My spirit had been beaten down.  If I did get a day of work here or there, I'd take some money and see or rent a movie. Usually a comedy.  When I saw people asking for money on the street, I thought to myself "There, but for the grace of Heaven, go I."

I saw Sullivan's Travels on TCM and tears welled up in my during that dialogue-free sequence.  I felt it more.  It touched me in a deeper place.  It was like seeing it for the first time.  And then the absolutely loopy and imaginative ending had me laughing out loud.

Years ago, when times were better in New York City, I went to my local DVD rental store.  I chatted with another customer about Coen Brothers movies.  I mentioned how major an influence Preston Sturges had on them.  Look at Tim Robbins playing an Eddie Bracken in The Miracle of Morgan's Creek-type of character in The Hudsucker Proxy.
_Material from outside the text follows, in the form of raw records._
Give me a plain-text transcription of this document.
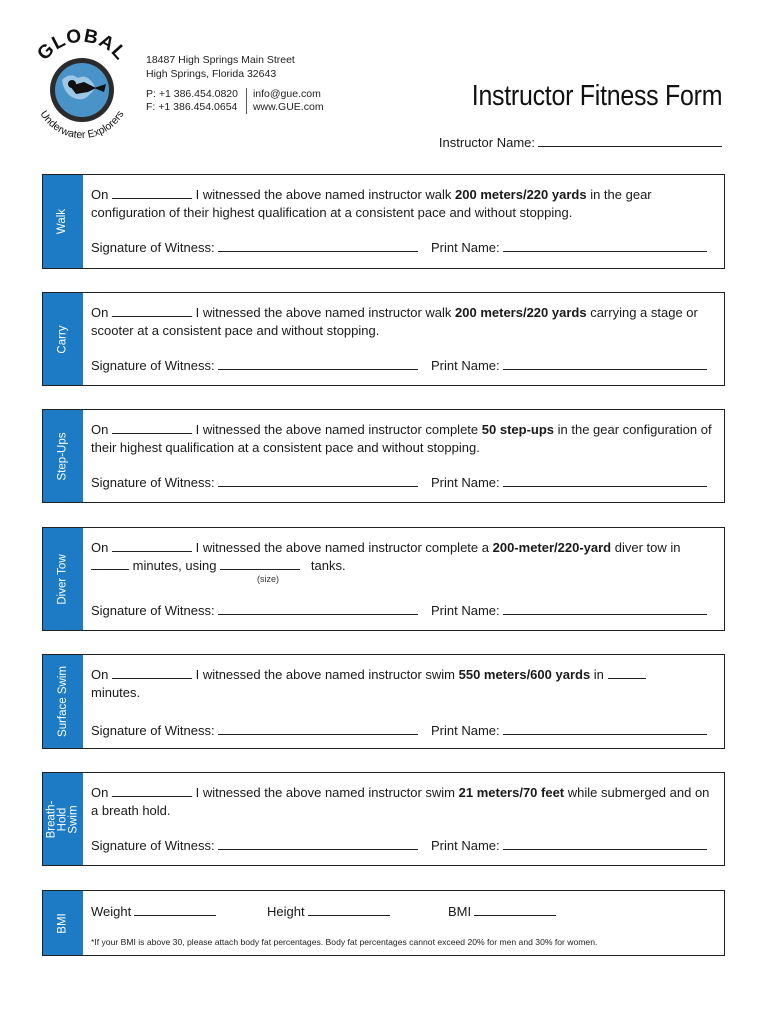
GLOBAL
Underwater Explorers
18487 High Springs Main Street
High Springs, Florida 32643
P: +1 386.454.0820
F: +1 386.454.0654
info@gue.com
www.GUE.com	Instructor Fitness Form
Instructor Name:
Walk
On	I witnessed the above named instructor walk 200 meters/220 yards in the gear configuration of their highest qualification at a consistent pace and without stopping.
Signature of Witness:	Print Name:
Carry
On	I witnessed the above named instructor walk 200 meters/220 yards carrying a stage or scooter at a consistent pace and without stopping.
Signature of Witness:	Print Name:
Step-Ups
On	I witnessed the above named instructor complete 50 step-ups in the gear configuration of their highest qualification at a consistent pace and without stopping.
Signature of Witness:	Print Name:
Diver Tow
On	I witnessed the above named instructor complete a 200-meter/220-yard diver tow in
minutes, using	tanks.
(size)
Signature of Witness:	Print Name:
Surface Swim On	I witnessed the above named instructor swim 550 meters/600 yards in
minutes.
Signature of Witness:	Print Name:
Breath-Hold Swim
On	I witnessed the above named instructor swim 21 meters/70 feet while submerged and on a breath hold.
Signature of Witness:	Print Name:
BMI
Weight	Height	BMI
*If your BMI is above 30, please attach body fat percentages. Body fat percentages cannot exceed 20% for men and 30% for women.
Look at the Coen Brothers film entitled O Brother, Where Art Thou? -- the same title as the book Sully has in Sullivan's Travels.  The customer said, "Yeah,  but the big difference is...the Coen Brothers don't like people."

That really hit me.  But, when I thought it, I agreed.  They've given us excellent films but there's a coldness to them.  Fargo, No Country For Old Men, Barton Fink -- not packed with characters you'd buy ham and eggs for in a diner.  Preston Sturges cared about people.  He liked them.  He liked making them laugh.  He appreciated those who made him laugh.  In Sullivan's Travels, there are sweet mentions of directors Frank Capra and Ernst Lubitsch.  He shines a spotlight on the work of Walt Disney.  He shows that Disney's work, and comedy in general, can be more healing to the beaten down soul than the shaming sermons of organized religion in church.  And writer/director Preston Sturges made us laugh.  In Sullivan's Travels he gives us big laughs, heart and warmth.

I'm still looking for work.  I'm again living temporarily in a friend's spare room.  This time in New Jersey.  I had more days of freelance employment last year than any year since 2010.  My spirit is resurrecting.

Now I get tears of joy in my eyes at the end of Sullivan's Travels when Sully says, "There's a lot to be said for making people laugh.  Did you know that's all some people have?  It isn't much, but it's better than nothing in this cockeyed caravan."
How true, how true.  What a great movie.  A genuine classic.  It's 75 years old.  Still funny and still relevant.  And how it's lifted me up and when I was down.  If you've never seen it, rent it.